Volume 4, Issue 3


16th April, 2012


Business Alert
Circular Liberalizing Overseas Direct Investments by Indian Parties

Background:

Under Foreign Exchange Management Act, 1999 an Indian party can invest in an overseas Joint
Venture / Wholly Owned Subsidiary (‘JV/WOS’). Presently, the overseas investment in JV/WOS by an Indian resident is governed by Foreign Exchange Management (Transfer or Issue of any Foreign Security) Regulations, 2004. Reserve Bank of India (‘RBI’) with a view to grant flexibility to Indian parties has liberalized various provisions of the aforementioned regulations by way of circular.  A Summary of the amendments by way of circular is as under:

  1. Creation of charge on Immovable / movable property:

    Hitherto, the regulations provided that specific approval of RBI is required for creating charge on immovable property and pledge of shares of the Indian parent / group companies.
    Now, vide the circular, RBI has provided that proposal from Indian parties for creation of charge on the immovable/movable property and other financial assets of Indian party and their group companies may be considered by RBI under approval route provided that the said creation of charge is within the overall limit fixed for financial commitment (at present it is 400% of net worth of Indian party). Further, ‘No objection certificate’ from the Indian party and their group companies from their Indian lenders would be required to be submitted along with the proposal.

    For reporting about creation of charge, RBI will provide the adequate reporting mechanism shortly.

  2. Guarantee issued on behalf of JV/WOS and Financial commitment:  

    Under the existing provisions, a bank guarantee provided by an Indian party on behalf of JV/WOS is not to be considered for computation of financial commitment.

    However, by way of the circular, a bank guarantee given by a resident bank to an overseas JV/WOS backed by counter guarantee/collateral issued by Indian party will be considered while computing financial commitment.

    For reporting about the guarantee given on behalf of JV/WOS, RBI will provide the adequate reporting mechanism shortly.

  3. Issuance of Personal guarantee by direct and indirect individual promoters of Indian party:

    At present, only issuance of guarantee by direct promoters of an Indian party is allowed. By way of the circular, the general permission is now extended to indirect resident individual promoters of Indian party also with same stipulations as in the case of personal guarantee given by direct promoters. 
 
  1. Financial commitment without equity contribution in overseas JV/WOS:

    Present regulations provide that an Indian party can extend loan or provide guarantee to or on behalf of the overseas JV/WOS provided that the Indian party has made investment in overseas JV/WOS by way of contribution to its equity capital.

    Considering the business requirements of the Indian parties, particularly legal requirements of the host country, it has now been decided that proposals from an Indian party for undertaking financial commitment without equity contribution in the overseas JV/WOS can be allowed under approval route.

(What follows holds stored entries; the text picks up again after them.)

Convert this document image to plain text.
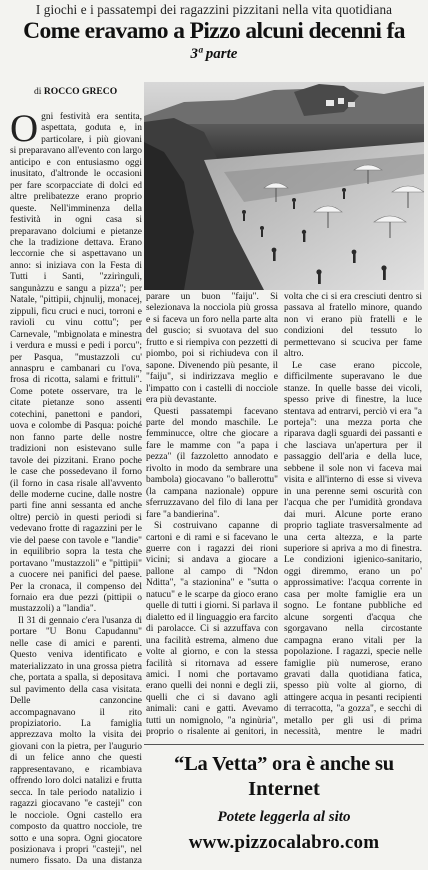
I giochi e i passatempi dei ragazzini pizzitani nella vita quotidiana
Come eravamo a Pizzo alcuni decenni fa
3ª parte
di ROCCO GRECO

Ogni festività era sentita, aspettata, goduta e, in particolare, i più giovani si preparavano all'evento con largo anticipo e con entusiasmo oggi inusitato, d'altronde le occasioni per fare scorpacciate di dolci ed altre prelibatezze erano proprio queste. Nell'imminenza della festività in ogni casa si preparavano dolciumi e pietanze che la tradizione dettava. Erano leccornie che si aspettavano un anno: si iniziava con la Festa di Tutti i Santi, "zzirìnguli, sangunàzzu e sangu a pizza"; per Natale, "pittìpii, chjnulij, monacej, zippuli, fìcu cruci e nuci, torroni e ravioli cu vinu cottu"; per Carnevale, "mbìgnolata e minestra i verdura e mussi e pedi i porcu"; per Pasqua, "mustazzoli cu' annaspru e cambanari cu l'ova, frosa di ricotta, salami e frittuli". Come potete osservare, tra le citate pietanze sono assenti cotechini, panettoni e pandori, uova e colombe di Pasqua: poiché non fanno parte delle nostre tradizioni non esistevano sulle tavole dei pizzitani. Erano poche le case che possedevano il forno (il forno in casa risale all'avvento delle moderne cucine, dalle nostre parti fine anni sessanta ed anche oltre) perciò in questi periodi si vedevano frotte di ragazzini per le vie del paese con tavole e "landie" in equilibrio sopra la testa che portavano "mustazzoli" e "pittìpii" a cuocere nei panifici del paese. Per la cronaca, il compenso del fornaio era due pezzi (pittìpii o mustazzoli) a "landia".

Il 31 di gennaio c'era l'usanza di portare "U Bonu Capudannu" nelle case di amici e parenti. Questo veniva identificato e materializzato in una grossa pietra che, portata a spalla, si depositava sul pavimento della casa visitata. Delle canzoncine accompagnavano il rito propiziatorio. La famiglia apprezzava molto la visita dei giovani con la pietra, per l'augurio di un felice anno che questi rappresentavano, e ricambiava offrendo loro dolci natalizi e frutta secca. In tale periodo natalizio i ragazzi giocavano "e casteji" con le nocciole. Ogni castello era composto da quattro nocciole, tre sotto e una sopra. Ogni giocatore posizionava i propri "casteji", nel numero fissato. Da una distanza

parare un buon "faiju". Si selezionava la nocciola più grossa e si faceva un foro nella parte alta del guscio; si svuotava del suo frutto e si riempiva con pezzetti di piombo, poi si richiudeva con il sapone. Divenendo più pesante, il "faiju", si indirizzava meglio e l'impatto con i castelli di nocciole era più devastante.

Questi passatempi facevano parte del mondo maschile. Le femminucce, oltre che giocare a fare le mamme con "a papa i pezza" (il fazzoletto annodato e rivolto in modo da sembrare una bambola) giocavano "o ballerottu" (la campana nazionale) oppure sferruzzavano del filo di lana per fare "a bandierina".

Si costruivano capanne di cartoni e di rami e si facevano le guerre con i ragazzi dei rioni vicini; si andava a giocare a pallone al campo di "Ndon Nditta", "a stazionina" e "sutta o natucu" e le scarpe da gioco erano quelle di tutti i giorni. Si parlava il dialetto ed il linguaggio era farcito di parolacce. Ci si azzuffava con una facilità estrema, almeno due volte al giorno, e con la stessa facilità si ritornava ad essere amici. I nomi che portavamo erano quelli dei nonni e degli zii, quelli che ci si davano agli animali: cani e gatti. Avevamo tutti un nomignolo, "a nginùria", proprio o risalente ai genitori, in

volta che ci si era cresciuti dentro si passava al fratello minore, quando non vi erano più fratelli e le condizioni del tessuto lo permettevano si scuciva per fame altro.

Le case erano piccole, difficilmente superavano le due stanze. In quelle basse dei vicoli, spesso prive di finestre, la luce stentava ad entrarvi, perciò vi era "a porteja": una mezza porta che riparava dagli sguardi dei passanti e che lasciava un'apertura per il passaggio dell'aria e della luce, sebbene il sole non vi faceva mai visita e all'interno di esse si viveva in una perenne semi oscurità con l'acqua che per l'umidità grondava dai muri. Alcune porte erano proprio tagliate trasversalmente ad una certa altezza, e la parte superiore si apriva a mo di finestra. Le condizioni igienico-sanitario, oggi diremmo, erano un po' approssimative: l'acqua corrente in casa per molte famiglie era un sogno. Le fontane pubbliche ed alcune sorgenti d'acqua che sgorgavano nella circostante campagna erano vitali per la popolazione. I ragazzi, specie nelle famiglie più numerose, erano gravati dalla quotidiana fatica, spesso più volte al giorno, di attingere acqua in pesanti recipienti di terracotta, "a gozza", e secchi di metallo per gli usi di prima necessità, mentre le madri

“La Vetta” ora è anche su
Internet
Potete leggerla al sito
www.pizzocalabro.com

Authorized Dealers may forward such proposals to RBI after ensuring that the laws of the host country permit incorporation of company without equity participation.   

  2. Submission of Annual Performance Report (‘APR’) (Part III of Form ODI):

    As per the existing regulations, an Indian company is required to submit APR to the AD every year in respect of each overseas JV and WOS within three months of the closing of audited accounts of the JV/WOS as long as the JV/WOS is in existence.

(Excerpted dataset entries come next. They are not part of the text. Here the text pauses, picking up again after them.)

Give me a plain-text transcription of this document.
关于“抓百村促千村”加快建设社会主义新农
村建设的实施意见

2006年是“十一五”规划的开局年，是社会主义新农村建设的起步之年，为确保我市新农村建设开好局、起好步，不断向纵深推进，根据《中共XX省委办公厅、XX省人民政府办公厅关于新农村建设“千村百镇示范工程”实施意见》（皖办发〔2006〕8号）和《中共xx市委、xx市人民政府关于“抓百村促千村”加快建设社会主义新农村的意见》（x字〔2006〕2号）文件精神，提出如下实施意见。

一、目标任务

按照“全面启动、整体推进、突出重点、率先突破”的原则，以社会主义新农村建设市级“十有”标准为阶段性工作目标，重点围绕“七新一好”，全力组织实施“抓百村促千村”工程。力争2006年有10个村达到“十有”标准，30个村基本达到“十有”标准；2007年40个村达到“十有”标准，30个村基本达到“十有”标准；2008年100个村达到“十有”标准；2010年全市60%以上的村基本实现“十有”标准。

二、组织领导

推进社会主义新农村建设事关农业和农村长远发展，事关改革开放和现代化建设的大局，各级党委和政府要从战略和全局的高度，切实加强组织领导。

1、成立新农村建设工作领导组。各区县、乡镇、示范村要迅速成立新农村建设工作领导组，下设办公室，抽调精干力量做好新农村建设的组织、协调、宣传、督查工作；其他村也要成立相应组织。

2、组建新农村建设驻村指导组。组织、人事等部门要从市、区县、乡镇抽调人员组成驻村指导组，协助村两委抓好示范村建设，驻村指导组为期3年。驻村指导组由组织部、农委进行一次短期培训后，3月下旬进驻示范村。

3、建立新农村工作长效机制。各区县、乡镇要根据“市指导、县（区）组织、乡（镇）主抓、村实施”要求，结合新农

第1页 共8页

    However, certain countries do not mandatorily require auditing of the books of JV/WOS. In such a case, RBI has decided that Indian party can submit APR based on un-audited annual accounts of the JV/WOS provided:

    1. Statutory auditor of Indian party certifies that un-audited financial annual accounts of JV/WOS reflects true and fair picture of the affairs of the JV/WOS.
    2. Un-audited annual accounts of the JV/WOS have been adopted and ratified by Board of the Indian party.

  3. Compulsorily Convertible Preference Shares (CCPS):

    As per the present regulations, contribution to preference shares (convertible or non-convertible) of overseas JV/WOS of Indian party is treated as loan by the Indian party to its overseas JV/WOS.

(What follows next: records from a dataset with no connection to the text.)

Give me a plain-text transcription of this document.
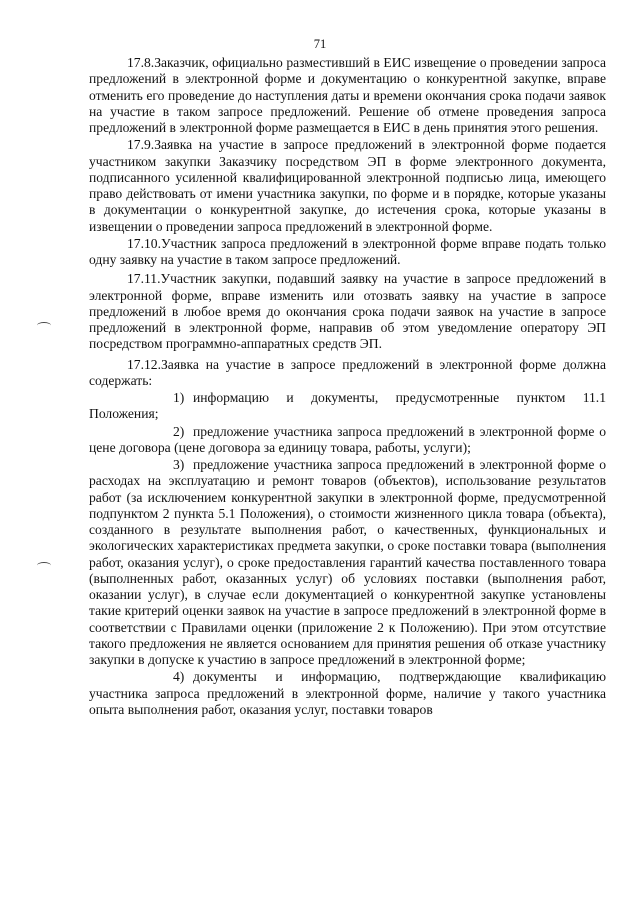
71

17.8.Заказчик, официально разместивший в ЕИС извещение о проведении запроса предложений в электронной форме и документацию о конкурентной закупке, вправе отменить его проведение до наступления даты и времени окончания срока подачи заявок на участие в таком запросе предложений. Решение об отмене проведения запроса предложений в электронной форме размещается в ЕИС в день принятия этого решения.

17.9.Заявка на участие в запросе предложений в электронной форме подается участником закупки Заказчику посредством ЭП в форме электронного документа, подписанного усиленной квалифицированной электронной подписью лица, имеющего право действовать от имени участника закупки, по форме и в порядке, которые указаны в документации о конкурентной закупке, до истечения срока, которые указаны в извещении о проведении запроса предложений в электронной форме.

17.10.Участник запроса предложений в электронной форме вправе подать только одну заявку на участие в таком запросе предложений.

17.11.Участник закупки, подавший заявку на участие в запросе предложений в электронной форме, вправе изменить или отозвать заявку на участие в запросе предложений в любое время до окончания срока подачи заявок на участие в запросе предложений в электронной форме, направив об этом уведомление оператору ЭП посредством программно-аппаратных средств ЭП.

17.12.Заявка на участие в запросе предложений в электронной форме должна содержать:

1) информацию и документы, предусмотренные пунктом 11.1 Положения;

2) предложение участника запроса предложений в электронной форме о цене договора (цене договора за единицу товара, работы, услуги);

3) предложение участника запроса предложений в электронной форме о расходах на эксплуатацию и ремонт товаров (объектов), использование результатов работ (за исключением конкурентной закупки в электронной форме, предусмотренной подпунктом 2 пункта 5.1 Положения), о стоимости жизненного цикла товара (объекта), созданного в результате выполнения работ, о качественных, функциональных и экологических характеристиках предмета закупки, о сроке поставки товара (выполнения работ, оказания услуг), о сроке предоставления гарантий качества поставленного товара (выполненных работ, оказанных услуг) об условиях поставки (выполнения работ, оказании услуг), в случае если документацией о конкурентной закупке установлены такие критерий оценки заявок на участие в запросе предложений в электронной форме в соответствии с Правилами оценки (приложение 2 к Положению). При этом отсутствие такого предложения не является основанием для принятия решения об отказе участнику закупки в допуске к участию в запросе предложений в электронной форме;

4) документы и информацию, подтверждающие квалификацию участника запроса предложений в электронной форме, наличие у такого участника опыта выполнения работ, оказания услуг, поставки товаров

    However, considering the nature of CCPS, it has now been decided that the same will be treated at par with equity shares.

SKP Comments and conclusion:

RBI with a view to encounter the commercial difficulties faced by the Indian parties in connection with overseas investments has liberalized the regulations.

However, the amendment in connection with submission of Form APR will cast an additional responsibility on the statutory auditors of the Indian party where the annual accounts of overseas JV/WOS are not statutorily audited. 

These amendments should boost overseas direct investment by the Indian Parties and expansion of their overseas business which should ultimately help in growth of the Indian economy.

 
Notes:

1“Indian party” means a company incorporated in India or a body created under an Act of Parliament is a partnership firm registered under  the Indian Partnership Act, 1932 making investment in a JV/WOS abroad, and includes any other entity in India as may be notified by RBI.

2 As amended from time to time.

3 A.P. (DIR Series) circular No. 96 dated 28th March, 2012.

4 Financial Commitment includes contribution to the capital of the overseas JV/WOS, loan granted to the JV/WOS and 100 percent of the guarantees other than performance guarantee and 50 per cent of the amount of performance guarantees issued to or on behalf of the JV/WOS.